When I set out for Laos via Bangkok, I was determined to eat local, think global, and return home with a sense of satisfaction. In the culinary carnival that is Bangkok, this resolve held firm for about forty eight hours, until suddenly on  Sukhumvit Soi, like a twist to a plot, I saw it: “Amritsr Restaurant”. The name glowed, my pace slowed, my eyes lingered and my resolve crumbled!
The truth is, Indian food inserts itself into your travel narrative, whether you like it or not. The first three – four days are fine, but soon enough between sampling pad thai and tom yum, the mind begins to drift towards that unmistakable comfort of a well made dal. Your intention of being a model traveler, curious, adaptable, and gastronomically adventurous, wanting to eat what the locals eat, embracing new flavors and returning home boasting of a refined palate seems attainable only before leaving for a destination.
For the first couple of days, I did reasonably well. In Vientiane, I sampled sticky rice, fresh herbs, grilled meats and the ubiquitous papaya salad. It was delightful, light yet deceptively simple. And then, quite suddenly and without warning, it struck; the craving. Not a passing thought, but an insistent longing for Indian food. It began as a mild curiosity. Within hours, especially during meal times, this innocent thought evolves into a mission. Eyes, once admiring colonial buildings and Buddhist temples, start scanning signboards for familiar words: curry, tandoor, naan.
Laos had anticipated this moment of weakness. In Vientiane, I stumbled upon ‘Roti House’, a modest establishment that did not pretend to be anything other than a lifeline. The moment I saw “roti” on the signboard, my pace quickened. Inside, the menu read like a comforting reunion; dal, paneer, chicken curry, and yes, the eternal favorite, butter chicken. I ordered with an urgency quite untypical of me, the first bite restorative, the spices, the warmth, the sheer familiarity felt like being gently welcomed back into my world. Around me, other travelers, clearly from various corners of India were engaged in the same ritual, an unspoken camaraderie hung in the air, a shared recognition that we had all reached the same culinary conclusion.
A few days later, in Luang Prabang, the pattern repeated itself, my quest leading me to ‘Nisha Indian Restaurant’. The setting was charming, the food unapologetically Indian, and the clientele visibly smug. Plates of dal makhani, naan, and biryani were making the rounds with the solemnity of sacred offerings.
I do not think this phenomenon is uniquely Indian. Travellers from all cultures experience similar cravings. The British may long for their roast dinners, the Italians for their pasta, and the Japanese for their rice bowls. So why shouldn’t  this not happen to us? What’s wrong about craving Indian food on  overseas trips?

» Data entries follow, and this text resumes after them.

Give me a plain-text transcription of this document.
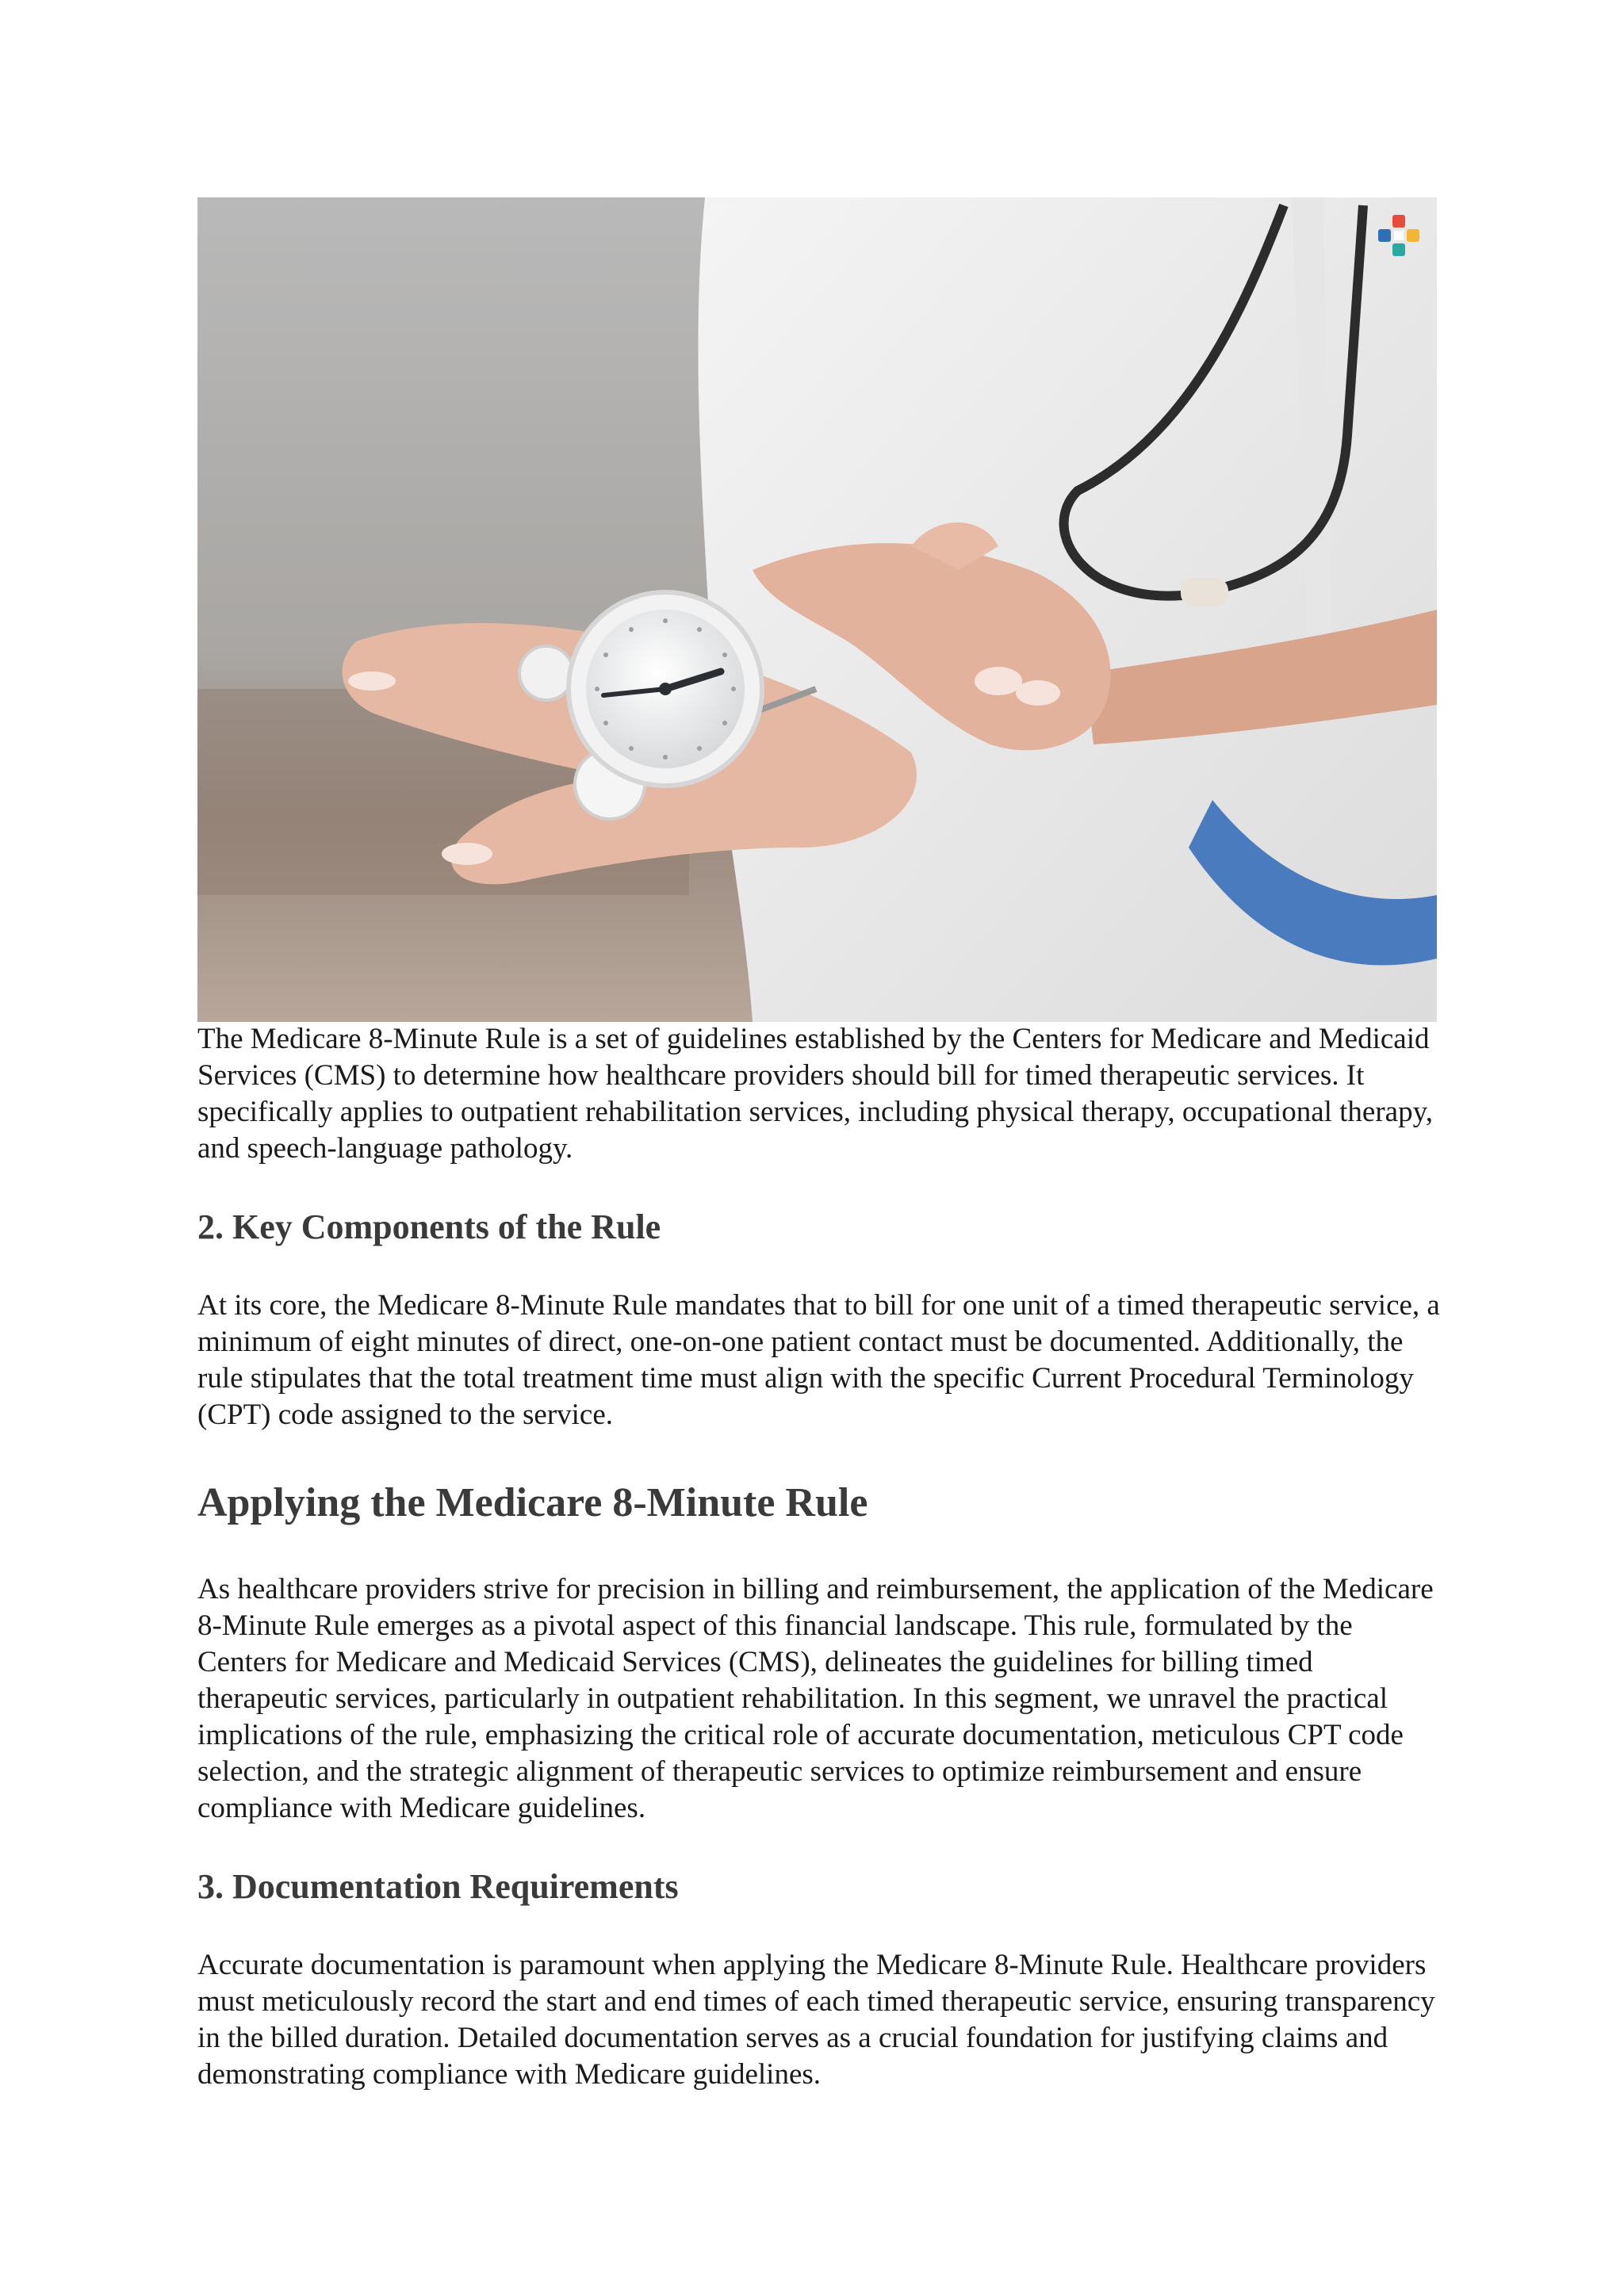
The Medicare 8-Minute Rule is a set of guidelines established by the Centers for Medicare and Medicaid Services (CMS) to determine how healthcare providers should bill for timed therapeutic services. It specifically applies to outpatient rehabilitation services, including physical therapy, occupational therapy, and speech-language pathology.

2. Key Components of the Rule

At its core, the Medicare 8-Minute Rule mandates that to bill for one unit of a timed therapeutic service, a minimum of eight minutes of direct, one-on-one patient contact must be documented. Additionally, the rule stipulates that the total treatment time must align with the specific Current Procedural Terminology (CPT) code assigned to the service.

Applying the Medicare 8-Minute Rule

As healthcare providers strive for precision in billing and reimbursement, the application of the Medicare 8-Minute Rule emerges as a pivotal aspect of this financial landscape. This rule, formulated by the Centers for Medicare and Medicaid Services (CMS), delineates the guidelines for billing timed therapeutic services, particularly in outpatient rehabilitation. In this segment, we unravel the practical implications of the rule, emphasizing the critical role of accurate documentation, meticulous CPT code selection, and the strategic alignment of therapeutic services to optimize reimbursement and ensure compliance with Medicare guidelines.

3. Documentation Requirements

Accurate documentation is paramount when applying the Medicare 8-Minute Rule. Healthcare providers must meticulously record the start and end times of each timed therapeutic service, ensuring transparency in the billed duration. Detailed documentation serves as a crucial foundation for justifying claims and demonstrating compliance with Medicare guidelines.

Perhaps it is the sheer complexity of Indian cuisine, the layering of spices, the variety of textures, the regional diversity, that cannot be easily replicated or replaced. After a few days of unfamiliar flavors, the palate begins to protest. Globalisation has ensured that Indian food is rarely out of reach. From Bangkok’s bustling sois to the quieter streets of Laos, Indian restaurants have quietly established themselves as culinary embassies, places to find a decent curry. These restaurants, scattered across unlikely geographies, usually serve a dual purpose. They cater to homesick travellers while introducing Indian cuisine to the world.
My own travel adventure was enriched by these culinary detours. Between bowls of local delicacies and plates of familiar comfort, I found a balance, a way to explore the world without losing my footing. And perhaps that is the true essence of travel: to wander far, to taste widely, but always to find your way back, preferably with a piece of garlic naan.